Some photos here: http://people.bath.ac.uk/dac33/high/10GettingBackDown.htm#addingfriction


 Ann S 04 Jul 2015
In reply to CurlyStevo:

> I take most the manufacturers rope diameters for belay devices with a pinch of salt - normally they say they will go to a lower diameter than they safely will. However a bugette with anything over 8.5mm is not going to happen. Even 8.5mm is hard work unless they are brand new and then it's still not as slick as you'd like.

Indeed, I think with my weight of 8st I would have a hard job shoving 9.5mm through a Bugette on abseil!!
 Carolyn 04 Jul 2015
In reply to chrisfrugill:

I got a DMM bug because I wasn't happy belaying skinny ropes on an ATC. That was back in the days before super skinny ropes - so I guess the Bugette is what you'd want for them.

I've never noticed a problem abseiling, but I've always had the device extended from my harness, and a Prusik, so wouldn't expect to have, IYSWIM?
 jimtitt 04 Jul 2015
In reply to CurlyStevo:

> ahh but that doesn't prove that just holding the single strand gives more breaking power than holding it as one of a pair (when only that strand is loaded)

"One of a pair loaded 193kg, single strand 242kg,"

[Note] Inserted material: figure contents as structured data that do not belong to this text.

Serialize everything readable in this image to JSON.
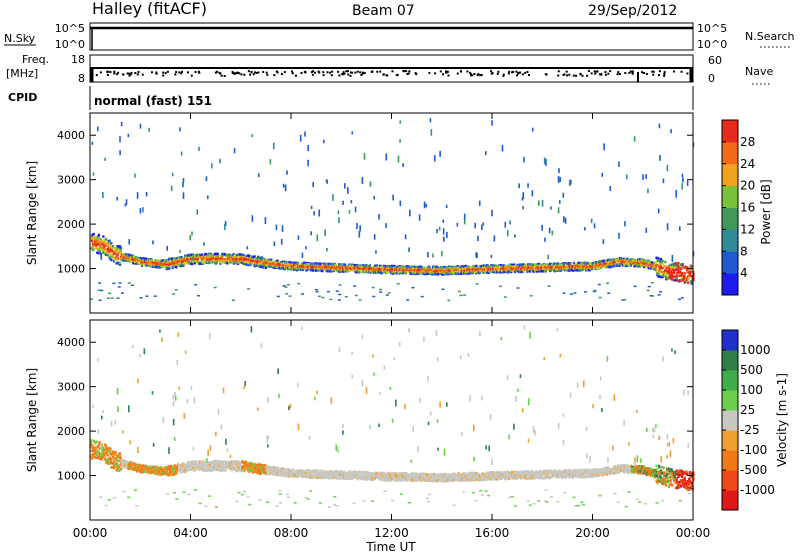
{
  "header": {
    "site": "Halley (fitACF)",
    "beam": "Beam 07",
    "date": "29/Sep/2012"
  },
  "top_panels": {
    "nsky": {
      "label": "N.Sky",
      "ticks": [
        "10^5",
        "10^0"
      ]
    },
    "nsearch": {
      "label": "N.Search",
      "ticks": [
        "10^5",
        "10^0"
      ]
    },
    "freq": {
      "label1": "Freq.",
      "label2": "[MHz]",
      "ticks": [
        "18",
        "8"
      ]
    },
    "nave": {
      "label": "Nave",
      "ticks": [
        "60",
        "0"
      ]
    },
    "cpid": {
      "label": "CPID",
      "value": "normal (fast) 151"
    }
  },
  "chart_data": [
    {
      "type": "heatmap",
      "panel": "power",
      "ylabel": "Slant Range [km]",
      "ylim": [
        0,
        4500
      ],
      "yticks": [
        "1000",
        "2000",
        "3000",
        "4000"
      ],
      "colorbar": {
        "title": "Power [dB]",
        "range": [
          0,
          32
        ],
        "ticks": [
          "4",
          "8",
          "12",
          "16",
          "20",
          "24",
          "28"
        ],
        "colors": [
          "#1c1cf0",
          "#1e5bd0",
          "#2f8a9a",
          "#3f9a5a",
          "#78c23a",
          "#c9d82a",
          "#f0a21f",
          "#f06a18",
          "#e82a1a"
        ]
      },
      "band_range_km": [
        [
          0,
          1620
        ],
        [
          0.5,
          1550
        ],
        [
          1,
          1340
        ],
        [
          2,
          1180
        ],
        [
          3,
          1120
        ],
        [
          4,
          1240
        ],
        [
          5,
          1250
        ],
        [
          6,
          1240
        ],
        [
          7,
          1150
        ],
        [
          8,
          1080
        ],
        [
          9,
          1060
        ],
        [
          10,
          1040
        ],
        [
          12,
          1000
        ],
        [
          14,
          980
        ],
        [
          16,
          1020
        ],
        [
          18,
          1050
        ],
        [
          20,
          1080
        ],
        [
          21,
          1180
        ],
        [
          22,
          1150
        ],
        [
          23,
          980
        ],
        [
          24,
          880
        ]
      ]
    },
    {
      "type": "heatmap",
      "panel": "velocity",
      "xlabel": "Time UT",
      "ylabel": "Slant Range [km]",
      "xticks": [
        "00:00",
        "04:00",
        "08:00",
        "12:00",
        "16:00",
        "20:00",
        "00:00"
      ],
      "ylim": [
        0,
        4500
      ],
      "yticks": [
        "1000",
        "2000",
        "3000",
        "4000"
      ],
      "colorbar": {
        "title": "Velocity [m s-1]",
        "ticks": [
          "1000",
          "500",
          "100",
          "25",
          "-25",
          "-100",
          "-500",
          "-1000"
        ],
        "colors": [
          "#2030c8",
          "#2f7e4a",
          "#3fae4a",
          "#6ad04a",
          "#c8c8c0",
          "#f0a030",
          "#f07a18",
          "#f04a18",
          "#e01818"
        ]
      }
    }
  ]
}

Do you generally suffer from reading comprehension problems? It´s spelt braking not breaking by the way.
 bpmclimb 05 Jul 2015
In reply to chrisfrugill:

I'm surprised. I've used a variety of skinnies with an ATC XP over the years, including Beal Ice Lines, and I have found the friction sufficient. For routine abseils I normally don't extend the ATC, and I use a prussic on my leg loop; in this case I find the toothed side of the ATC provides too much friction, so I use the smooth side. Occasionally I don't back up my abseil, but would still almost always use the untoothed side (unless, perhaps, on some free-hanging monstrosity). The toothed side can provide a rather jerky abseil, I've found.
 Wild Isle 06 Jul 2015
In reply to chrisfrugill:

The Edelrid MicroJul is the way to go for skinny ropes. It can be oriented in two ways for rappelling to adjust friction and the (semi) auto-lock mode feels very safe and smooth when combined with a crab lever - there are a couple of excellent videos demonstrating the device. https://www.youtube.com/results?search_query=edelrid+microjul

BTW I would question the wisdom of adding crabs to increase friction - typically I've used an additional crab to push the ropes AWAy from the belay/rappel device thus reducing friction - unless I'm reading that technique wrong I'd be wary of that.

Either way get yourself a MicroJul
 jimtitt 06 Jul 2015
In reply to Wild Isle:

Add the second karabiner loose and you decrease the friction, clip two identical karabiners into the belay loop and the friction increases.